Could you possibly send me a notecard in-world with the pedigree information for the box under discussion and the offspring where you pulled the P&W from behind the E&I so that I can update the charts? Thanks!

[Tad Carlucci]

You're correct. I did state the question in the conditional case. My bad, I grabbed the wrong formula.

I guess it shows you where my head is: I've been working on a different implementation of the genetics engine where the parent's genetics are not set until the last possible moment and grabbed the formula from that rather than for the specific question asked. /me sighs. Here I am always saying you need to be sure you answer the question as asked and failing to do so myself.

[Liriel Garnet]

(06-10-2013 07:29 AM)Charles Courtois Wrote:  Actually, Liriel's analysis of the situation where Pandie Ebony & Ivory is dominant to Pink & White No. 1 is correct, whether derived from the Punnet square, or the less visual version of calculating the conditional probability.

A conditional probability is the probability of an event occurring when a given condition exists, when the event and condition are not independent. In this case, it is the probability of a certain fur hiding given the condition that Pandie Ebony & Ivory is showing.

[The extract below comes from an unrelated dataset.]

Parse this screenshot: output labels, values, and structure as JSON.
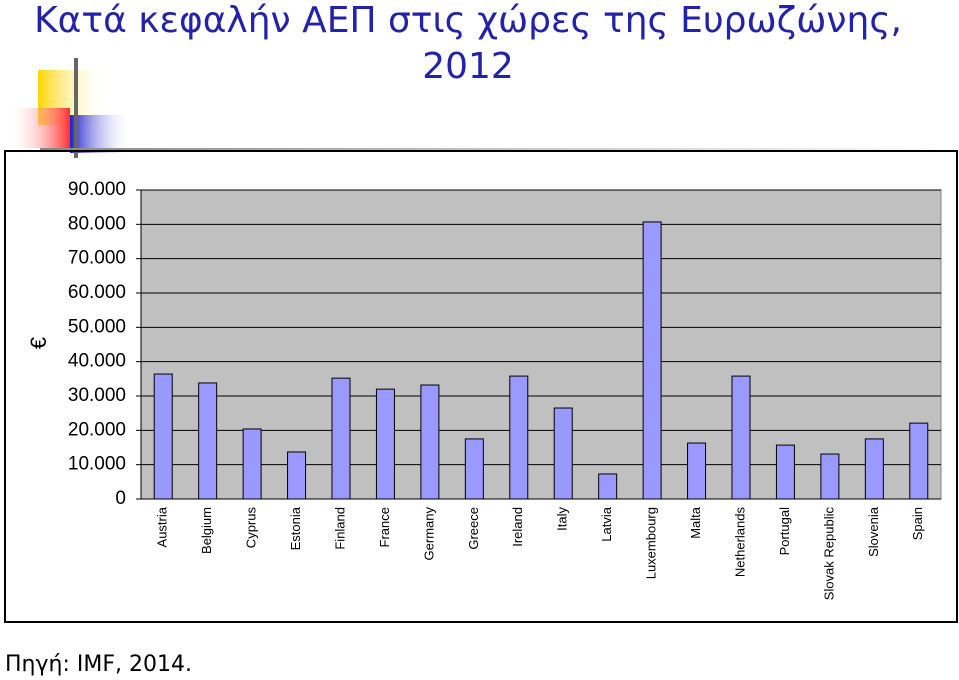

In this case the event & condition are clearly not independent, since removing the condition that the Pandie is showing would change the calculation ( the possibility of Mom passing Oci Lav or better & Dad passing Pink & White or better would have to be included).

The solution would look like this:
There is a 3/4 chance of Pandie E+I showing in a breeding of the 2 parents involved (every case except P&W +/ Oci Lav+ would result in the Pandie showing).

There is a 1/4 chance of each of the following events:

Pandie E & I hiding Pandie E + I,
Pandie E & I hiding Oci Lav + and
Pandie E & I hiding P & W +.

I'll show the calculation for the last case (the other 2 calculations would be the same):
P(P&W+ hiding, given the condition that Pandie E & I is showing)= P(Pandie E & I hiding P&W +)/ P(Pandie E & I is showing)= (1/4)/(3/4)= 1/3.

For another example of an application of conditional probability to genetics, see example 2 on this page: http://nitro.biosci.arizona.edu/courses/...ure16.html

for those who like the representation to be visual, i find this handy:

mom = E&I/OciLav+ OdyK/BlushQ+
dad = E&I/P&W?+ Purple Rain/OdyK or BlushQ+

looking at only the furs, possibly box combos

E&I/E&I
E&I/P&W+
OciLav+/E&I
OciLav+/PW+

of those four possiblities, the first three are the only ones to show the E&I, so we've eliminated the fourth possibility. Of those remaining three, there's an equal chance of each, so 1/3 hides E&I, 1/3 hides P&W+, 1/3 hides OciLav+

[Tad Carlucci]

(06-10-2013 09:10 AM)Liriel Garnet Wrote:  Could you possibly send me a notecard in-world with the pedigree information for the box under discussion and the offspring where you pulled the P&W from behind the E&I so that I can update the charts? Thanks!

I rarely actually go in-world these days.